First, take a look at this video. It’s film of a test run by the Department of Energy in the 1990s. The DOE wanted to see if the containment structure of a nuclear reactor could withstand the direct hit of an airplane. They strapped an F-4 Phantom jet to a track and revved it up to 500 mph. You can see the result. It might make you feel a little better about the possibility of a hijacked airliner crashing into a nuclear plant.
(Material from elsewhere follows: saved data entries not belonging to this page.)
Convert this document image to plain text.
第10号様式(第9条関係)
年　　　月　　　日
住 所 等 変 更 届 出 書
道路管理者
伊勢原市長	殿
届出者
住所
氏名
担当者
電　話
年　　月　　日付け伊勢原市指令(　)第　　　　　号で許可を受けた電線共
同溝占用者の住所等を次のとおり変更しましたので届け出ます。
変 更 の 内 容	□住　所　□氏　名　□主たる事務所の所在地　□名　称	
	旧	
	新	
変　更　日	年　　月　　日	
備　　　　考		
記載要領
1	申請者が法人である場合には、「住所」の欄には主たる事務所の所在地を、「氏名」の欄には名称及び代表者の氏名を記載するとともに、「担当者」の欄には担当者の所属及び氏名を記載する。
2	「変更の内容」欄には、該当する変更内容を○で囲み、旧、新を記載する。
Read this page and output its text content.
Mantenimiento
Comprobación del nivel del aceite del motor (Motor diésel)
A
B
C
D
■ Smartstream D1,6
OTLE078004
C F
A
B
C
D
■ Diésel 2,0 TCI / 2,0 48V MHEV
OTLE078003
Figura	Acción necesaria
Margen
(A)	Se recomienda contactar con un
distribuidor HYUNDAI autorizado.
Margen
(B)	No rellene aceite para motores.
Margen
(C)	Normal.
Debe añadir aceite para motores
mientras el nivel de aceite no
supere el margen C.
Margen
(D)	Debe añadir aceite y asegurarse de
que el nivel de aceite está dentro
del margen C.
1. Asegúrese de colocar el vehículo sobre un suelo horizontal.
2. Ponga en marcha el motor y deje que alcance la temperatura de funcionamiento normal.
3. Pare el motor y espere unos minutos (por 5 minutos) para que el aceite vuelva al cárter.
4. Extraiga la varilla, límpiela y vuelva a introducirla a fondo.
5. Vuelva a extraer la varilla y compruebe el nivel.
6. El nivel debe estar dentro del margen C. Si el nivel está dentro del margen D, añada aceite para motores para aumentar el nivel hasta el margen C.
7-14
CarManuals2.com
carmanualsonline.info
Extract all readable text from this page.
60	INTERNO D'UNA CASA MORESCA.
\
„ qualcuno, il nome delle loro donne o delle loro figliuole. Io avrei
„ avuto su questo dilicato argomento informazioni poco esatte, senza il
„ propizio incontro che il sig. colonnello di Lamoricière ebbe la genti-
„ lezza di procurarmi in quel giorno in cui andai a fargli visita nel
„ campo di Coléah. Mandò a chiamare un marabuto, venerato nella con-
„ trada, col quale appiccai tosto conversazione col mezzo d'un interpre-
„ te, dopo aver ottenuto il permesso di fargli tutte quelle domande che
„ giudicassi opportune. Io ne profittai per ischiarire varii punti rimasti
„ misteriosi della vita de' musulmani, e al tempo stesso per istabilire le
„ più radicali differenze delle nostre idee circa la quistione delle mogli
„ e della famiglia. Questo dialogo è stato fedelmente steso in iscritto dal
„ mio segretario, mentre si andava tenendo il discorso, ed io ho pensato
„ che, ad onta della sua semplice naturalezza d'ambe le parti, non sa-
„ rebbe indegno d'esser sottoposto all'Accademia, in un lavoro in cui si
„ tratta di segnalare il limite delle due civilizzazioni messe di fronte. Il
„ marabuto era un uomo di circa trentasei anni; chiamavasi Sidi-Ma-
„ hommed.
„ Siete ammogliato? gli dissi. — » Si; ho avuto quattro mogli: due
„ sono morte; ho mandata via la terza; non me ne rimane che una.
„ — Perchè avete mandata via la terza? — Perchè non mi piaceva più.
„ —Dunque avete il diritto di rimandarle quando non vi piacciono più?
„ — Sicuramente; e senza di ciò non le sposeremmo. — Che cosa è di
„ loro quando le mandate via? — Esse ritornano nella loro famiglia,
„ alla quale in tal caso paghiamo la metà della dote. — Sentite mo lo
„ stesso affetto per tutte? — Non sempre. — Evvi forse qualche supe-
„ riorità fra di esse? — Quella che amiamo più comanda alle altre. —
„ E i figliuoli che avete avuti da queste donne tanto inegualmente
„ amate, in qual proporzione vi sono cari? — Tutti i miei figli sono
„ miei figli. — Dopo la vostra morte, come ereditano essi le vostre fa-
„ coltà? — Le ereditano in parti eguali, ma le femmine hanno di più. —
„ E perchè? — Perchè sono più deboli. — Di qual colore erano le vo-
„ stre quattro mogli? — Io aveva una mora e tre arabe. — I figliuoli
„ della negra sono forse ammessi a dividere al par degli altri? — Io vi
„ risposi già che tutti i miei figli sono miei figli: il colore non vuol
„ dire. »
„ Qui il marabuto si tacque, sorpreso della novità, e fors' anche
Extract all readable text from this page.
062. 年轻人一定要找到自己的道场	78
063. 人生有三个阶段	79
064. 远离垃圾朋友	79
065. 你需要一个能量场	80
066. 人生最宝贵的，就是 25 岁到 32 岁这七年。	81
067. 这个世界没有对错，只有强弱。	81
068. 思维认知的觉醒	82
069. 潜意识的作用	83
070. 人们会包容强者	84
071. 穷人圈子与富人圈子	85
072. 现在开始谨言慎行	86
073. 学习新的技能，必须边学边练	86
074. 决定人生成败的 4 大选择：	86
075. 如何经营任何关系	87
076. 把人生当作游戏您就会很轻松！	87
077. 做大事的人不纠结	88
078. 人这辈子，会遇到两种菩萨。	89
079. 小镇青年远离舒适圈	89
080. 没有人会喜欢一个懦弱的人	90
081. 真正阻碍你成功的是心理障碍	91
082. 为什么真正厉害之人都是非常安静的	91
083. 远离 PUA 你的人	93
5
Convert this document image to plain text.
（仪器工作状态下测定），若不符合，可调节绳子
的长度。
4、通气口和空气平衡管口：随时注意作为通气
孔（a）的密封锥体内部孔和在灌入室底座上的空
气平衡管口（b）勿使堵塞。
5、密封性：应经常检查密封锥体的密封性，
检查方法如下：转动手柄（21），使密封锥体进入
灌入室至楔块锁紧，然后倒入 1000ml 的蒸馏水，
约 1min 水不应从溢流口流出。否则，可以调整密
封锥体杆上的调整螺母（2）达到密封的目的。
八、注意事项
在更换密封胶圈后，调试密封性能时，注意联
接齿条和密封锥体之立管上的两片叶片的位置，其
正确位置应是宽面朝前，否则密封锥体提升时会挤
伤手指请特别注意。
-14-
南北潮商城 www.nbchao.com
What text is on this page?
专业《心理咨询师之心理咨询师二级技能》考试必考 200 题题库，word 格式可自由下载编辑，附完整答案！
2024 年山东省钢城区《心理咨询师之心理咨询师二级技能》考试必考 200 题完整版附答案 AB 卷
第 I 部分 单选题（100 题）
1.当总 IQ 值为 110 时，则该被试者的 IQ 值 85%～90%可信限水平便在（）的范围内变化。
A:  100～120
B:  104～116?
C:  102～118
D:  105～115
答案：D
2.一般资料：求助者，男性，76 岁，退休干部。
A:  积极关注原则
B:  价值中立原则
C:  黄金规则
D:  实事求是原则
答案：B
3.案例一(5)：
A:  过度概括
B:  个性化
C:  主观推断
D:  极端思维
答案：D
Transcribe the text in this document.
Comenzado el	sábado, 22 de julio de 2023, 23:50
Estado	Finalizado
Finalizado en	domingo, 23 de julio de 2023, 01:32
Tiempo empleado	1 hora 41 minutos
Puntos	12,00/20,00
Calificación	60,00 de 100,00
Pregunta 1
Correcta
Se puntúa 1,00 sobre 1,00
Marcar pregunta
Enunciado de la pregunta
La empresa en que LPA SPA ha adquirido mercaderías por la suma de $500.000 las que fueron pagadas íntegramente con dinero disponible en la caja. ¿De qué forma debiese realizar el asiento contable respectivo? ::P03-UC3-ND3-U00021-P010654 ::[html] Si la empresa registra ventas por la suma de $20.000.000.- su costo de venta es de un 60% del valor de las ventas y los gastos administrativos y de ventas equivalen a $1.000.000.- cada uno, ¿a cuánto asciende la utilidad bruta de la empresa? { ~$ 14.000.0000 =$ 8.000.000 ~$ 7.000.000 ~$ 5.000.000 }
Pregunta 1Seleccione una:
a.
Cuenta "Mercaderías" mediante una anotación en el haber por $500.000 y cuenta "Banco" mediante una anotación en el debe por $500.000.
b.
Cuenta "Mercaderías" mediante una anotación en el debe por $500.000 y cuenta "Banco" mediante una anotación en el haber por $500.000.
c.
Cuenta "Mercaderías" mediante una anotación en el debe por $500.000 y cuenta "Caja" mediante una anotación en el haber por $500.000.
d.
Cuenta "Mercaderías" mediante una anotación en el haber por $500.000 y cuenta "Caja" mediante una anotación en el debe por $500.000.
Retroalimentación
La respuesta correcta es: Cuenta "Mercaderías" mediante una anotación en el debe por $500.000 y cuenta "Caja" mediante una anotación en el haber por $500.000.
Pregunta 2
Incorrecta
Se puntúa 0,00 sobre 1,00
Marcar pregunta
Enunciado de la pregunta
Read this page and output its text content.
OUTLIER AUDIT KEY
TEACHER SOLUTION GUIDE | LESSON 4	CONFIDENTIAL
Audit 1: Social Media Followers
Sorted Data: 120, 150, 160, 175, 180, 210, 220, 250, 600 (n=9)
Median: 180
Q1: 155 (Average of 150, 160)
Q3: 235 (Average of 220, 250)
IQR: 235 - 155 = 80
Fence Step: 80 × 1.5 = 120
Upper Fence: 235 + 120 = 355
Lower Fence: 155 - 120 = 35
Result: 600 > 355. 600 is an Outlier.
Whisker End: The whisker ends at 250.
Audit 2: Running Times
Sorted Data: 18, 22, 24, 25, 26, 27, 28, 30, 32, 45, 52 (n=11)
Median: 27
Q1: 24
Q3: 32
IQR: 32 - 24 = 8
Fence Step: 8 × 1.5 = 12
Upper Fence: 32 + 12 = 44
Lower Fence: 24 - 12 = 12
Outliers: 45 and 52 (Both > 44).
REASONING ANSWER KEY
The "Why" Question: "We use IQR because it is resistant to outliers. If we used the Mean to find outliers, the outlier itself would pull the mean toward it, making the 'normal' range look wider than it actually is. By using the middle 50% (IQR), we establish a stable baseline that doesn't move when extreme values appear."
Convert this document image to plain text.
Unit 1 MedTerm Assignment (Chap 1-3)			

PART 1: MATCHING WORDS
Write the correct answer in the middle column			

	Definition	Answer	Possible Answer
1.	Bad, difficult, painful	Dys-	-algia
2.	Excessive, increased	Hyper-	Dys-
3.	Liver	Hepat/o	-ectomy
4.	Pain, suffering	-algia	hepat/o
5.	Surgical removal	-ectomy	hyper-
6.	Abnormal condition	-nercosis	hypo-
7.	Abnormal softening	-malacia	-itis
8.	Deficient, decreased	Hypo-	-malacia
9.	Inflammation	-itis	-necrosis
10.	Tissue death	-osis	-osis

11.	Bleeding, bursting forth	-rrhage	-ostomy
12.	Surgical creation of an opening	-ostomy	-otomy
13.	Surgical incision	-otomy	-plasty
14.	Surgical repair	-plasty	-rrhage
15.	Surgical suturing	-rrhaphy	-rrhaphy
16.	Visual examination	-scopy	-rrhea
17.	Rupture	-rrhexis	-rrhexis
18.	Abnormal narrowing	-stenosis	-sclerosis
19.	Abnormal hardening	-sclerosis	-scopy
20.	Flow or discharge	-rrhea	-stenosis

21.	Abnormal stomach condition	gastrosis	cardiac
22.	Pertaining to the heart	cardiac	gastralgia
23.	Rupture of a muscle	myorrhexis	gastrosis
So does such a test settle the matter? No. You underestimate the anti-nuclear movement. The job of nuclear opponents is to think of any wild scenario that comes into their heads, even if they have no idea what they’re talking about, and then require everyone to prove them wrong. For instance, after witnessing the above test, nuclear opponents inevitably respond, “Yes, but that was only a little fighter plane. If a big airliner crashed into a reactor, the result would be different.”
No it wouldn’t. It’s the laws of physics. The amount of energy generated by a moving object is defined by E = ½ mv2, where E is energy, m is the mass of the object, and v is the velocity. If the mass or weight of a jet airliner were three times the mass of the F-4, that would increase the energy of impact. But the velocity is more important, since it is squared (multiplied by itself). A jet liner that tried to fly at 500 mph in the lower atmosphere would have its wings torn off. The most it can make is about 350 mph. Then there’s the matter of hitting a target. When a jetliner hits the end of an airport runway, it’s only traveling at about 100 mph. At 500 mph it would be impossible to achieve any accuracy. In any case, the airliner would still barely make a dent. The reinforced concrete could easily withstand it.
Is that the end of the story? Unfortunately, no. Right now 1,500 construction workers are preparing the ground in Burke County, Georgia, to build two Westinghouse AP1000 reactors, the first new plants begun in this country since 1976. The project has received $8.3 billion in federal loan guarantees toward its estimated $14.6 billion cost.
But it appears the project may not go ahead on schedule. Why? Because the Nuclear Regulatory Commission still has not approved the design of the AP1000. Four of these reactors are being built in China, the first scheduled to begin operation in 2012, but we still haven’t decided if it’s safe to go ahead.
The NRC actually approved the design of the AP1000 back in 2005. Then anti-nuclear groups began beating the drums. What happens if a hijacked airliner crashes into it? The 1990s test was completely forgotten. The NRC mulled the matter awhile and told Westinghouse to go back and try to design some kind of anti-aircraft device.
Westinghouse went back and elevated a concrete-and-steel protection shield so it would hover over the reactor. They submitted again in 2009. NRC took one look and said, “Hey, that thing looks like it might fall down in an earthquake.” It rejected the Westinghouse design. That’s where things stand now. This week the NRC added another concern, Westinghouse “fail[ed] to adequately consider the effects of an airline strike that hits an annex building, penetrates another structure and heads toward an equipment hatch.” Westinghouse will consider the problem.
Environmental groups have persuaded a large portion of the bureaucracy to operate under the “precautionary principle” — the idea that if there’s any doubt whatsoever that something might not work, don’t do it at all. Unfortunately, the precautionary principle itself has its problems. If you never do anything for fear of what might happen, you may find yourself with an aging industrial complex while the rest of the world spurts ahead to newer and better technologies. That’s where we’re headed now.